ElevenLabs + React를 이용해 TTS(Text To Speech)를 구현해보기

카테고리 없음

ElevenLabs + React를 이용해 TTS(Text To Speech)를 구현해보기

곽빵 2024. 12. 7. 17:27

개요

ElevenLabs를 사용해 텍스트를 AI음성으로 변환하는 코드를 적어보았다.

ElevenLabs란?

AI를 활용하여 텍스트를 실제 사람의 목소리처럼 들리게 변환하는 TTS(Text To Speech) 소프트웨어를 제공한다.

이를 통해 오디오북, 비디오 내레이션, 팟캐스트등 다양한 콘텐츠에서 고품질의 음성 출력을 생성할 수 있으며 또한 사용자는 자신의 목소리를 업로드하여 AI가 이를 학습하고 유사한 음성을 생성할 수 있는 음성 복제 기능도 제공한다.

(참고로 무료로 10000자의 음성변환을 제공하니 간단하게 가입해서 테스트를 해볼 수 있다.)

이하의 가이드를 보면 이용할 수 있는 API나 모델, 음성 옵션등에 대한 문서가 잘 작성되어있어 참고가 되었다.

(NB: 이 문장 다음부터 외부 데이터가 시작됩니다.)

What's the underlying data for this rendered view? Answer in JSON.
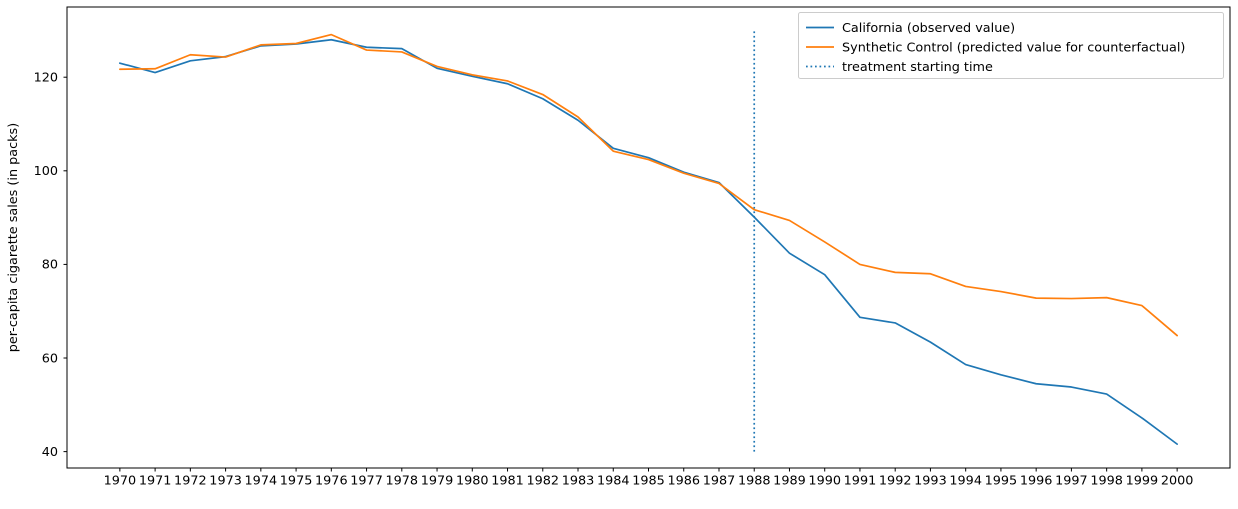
{
  "chart_data": {
    "type": "line",
    "title": "",
    "xlabel": "",
    "ylabel": "per-capita cigarette sales (in packs)",
    "grid": false,
    "legend_position": "upper right",
    "xlim": [
      1968.5,
      2001.5
    ],
    "ylim": [
      36.5,
      135
    ],
    "xticks": [
      1970,
      1971,
      1972,
      1973,
      1974,
      1975,
      1976,
      1977,
      1978,
      1979,
      1980,
      1981,
      1982,
      1983,
      1984,
      1985,
      1986,
      1987,
      1988,
      1989,
      1990,
      1991,
      1992,
      1993,
      1994,
      1995,
      1996,
      1997,
      1998,
      1999,
      2000
    ],
    "yticks": [
      40,
      60,
      80,
      100,
      120
    ],
    "x": [
      1970,
      1971,
      1972,
      1973,
      1974,
      1975,
      1976,
      1977,
      1978,
      1979,
      1980,
      1981,
      1982,
      1983,
      1984,
      1985,
      1986,
      1987,
      1988,
      1989,
      1990,
      1991,
      1992,
      1993,
      1994,
      1995,
      1996,
      1997,
      1998,
      1999,
      2000
    ],
    "series": [
      {
        "name": "California (observed value)",
        "color": "#1f77b4",
        "style": "solid",
        "values": [
          123.0,
          121.0,
          123.5,
          124.4,
          126.7,
          127.1,
          128.0,
          126.4,
          126.1,
          121.9,
          120.2,
          118.6,
          115.4,
          110.8,
          104.8,
          102.8,
          99.7,
          97.5,
          90.1,
          82.4,
          77.8,
          68.7,
          67.5,
          63.4,
          58.6,
          56.4,
          54.5,
          53.8,
          52.3,
          47.2,
          41.6
        ]
      },
      {
        "name": "Synthetic Control (predicted value for counterfactual)",
        "color": "#ff7f0e",
        "style": "solid",
        "values": [
          121.7,
          121.8,
          124.8,
          124.3,
          126.9,
          127.2,
          129.1,
          125.8,
          125.4,
          122.3,
          120.5,
          119.2,
          116.3,
          111.5,
          104.2,
          102.4,
          99.5,
          97.3,
          91.7,
          89.4,
          84.8,
          80.0,
          78.3,
          78.0,
          75.3,
          74.2,
          72.8,
          72.7,
          72.9,
          71.2,
          64.8
        ]
      }
    ],
    "vline": {
      "label": "treatment starting time",
      "x": 1988,
      "y_from": 40,
      "y_to": 130,
      "color": "#1f77b4",
      "style": "dotted"
    },
    "colors": {
      "axis": "#000000",
      "legend_border": "#cccccc",
      "background": "#ffffff"
    }
  }
}
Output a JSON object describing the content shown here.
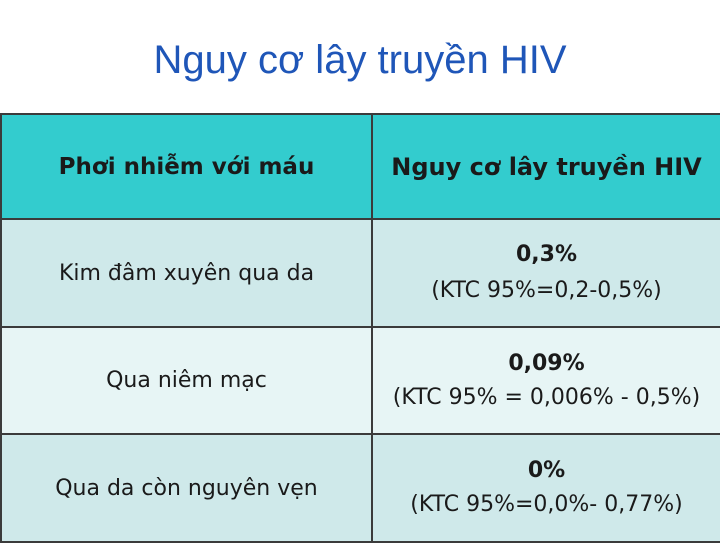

https://elevenlabs.io/docs/product/introduction

Developer Guides and API Reference Introduction | ElevenLabs Docs

Text to Speech (Speech Synthesis) Our Text-to-Speech technology, also known as Speech Synthesis, is the core of ElevenLabs. It serves as the foundation for many of the features we offer and powers many services worldwide. This technology transforms text in

elevenlabs.io

이번에 활용한 API는 이하의 스트림 TTS이다. 변환할 텍스트가 장문이든 단문이든에 상관없이 응답을 가장 빨리 받을 수 있어서 이 친구를 선택했다.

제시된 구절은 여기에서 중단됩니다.